A spokesperson from SEPA, said:
“SEPA is clear that our work with Scottish Government, NHS National Services Scotland and health boards on contingency arrangements for the storage and disposal of clinical waste, are a result of Healthcare Environmental Services no longer providing collection services to NHS Boards across Scotland. HES are subject to a live regulatory investigation to establish whether criminal offences have been committed.
“All agreed contingency measures ensure that the environment and human health are appropriately protected.
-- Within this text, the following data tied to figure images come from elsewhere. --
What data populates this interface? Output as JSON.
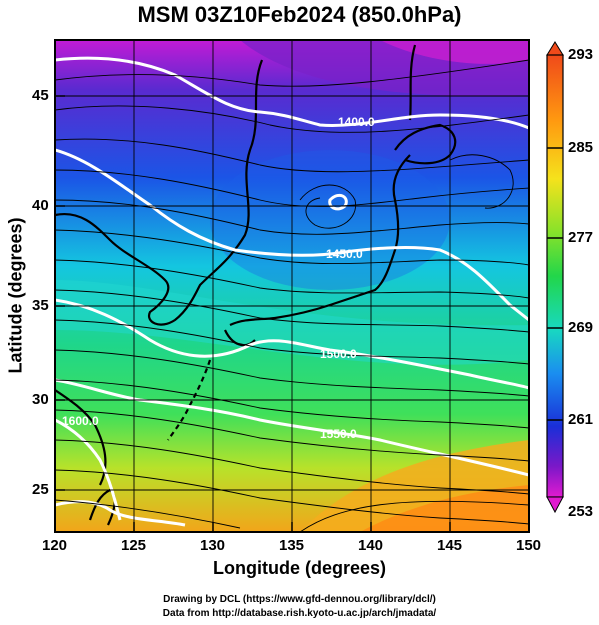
{
  "title": "MSM 03Z10Feb2024 (850.0hPa)",
  "x_axis": {
    "label": "Longitude (degrees)",
    "ticks": [
      "120",
      "125",
      "130",
      "135",
      "140",
      "145",
      "150"
    ]
  },
  "y_axis": {
    "label": "Latitude  (degrees)",
    "ticks": [
      "45",
      "40",
      "35",
      "30",
      "25"
    ]
  },
  "colorbar": {
    "ticks": [
      "293",
      "285",
      "277",
      "269",
      "261",
      "253"
    ]
  },
  "contour_labels": [
    "1400.0",
    "1450.0",
    "1500.0",
    "1550.0",
    "1600.0"
  ],
  "credits": {
    "line1": "Drawing by DCL (https://www.gfd-dennou.org/library/dcl/)",
    "line2": "Data from http://database.rish.kyoto-u.ac.jp/arch/jmadata/"
  }
}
“Following representations by HES, SEPA officers today attended a contingency waste transfer station. Officers were satisfied with the operation of the site. SEPA is continuing to monitor the operation of these arrangements and to date our inspections have not identified any risk to human health or the environment.”
NOTES TO EDITORS:
WASTE TRANSFER STATION: BURNBRAE ROAD, LINWOOD
As part of the establishment of robust national contingency arrangements, SEPA undertook a regulatory position to permit the facility to operate a temporary transfer station for limited amounts of clinical waste while an application for the appropriate licence is being processed. No anatomical waste is being transferred through the location and unlike HES Shotts, no clinical waste is being processed on site.
This storage is prior to transportation to facilities in England and Wales for appropriate treatment and disposal.
SEPA continues to work as part of a wider public sector response to ensure suitable arrangements are in place to manage healthcare waste arising in Scotland. As environmental regulator SEPA‘s role is to ensure that the environmental and human health are protected and that all relevant standards are met in the management of this waste stream.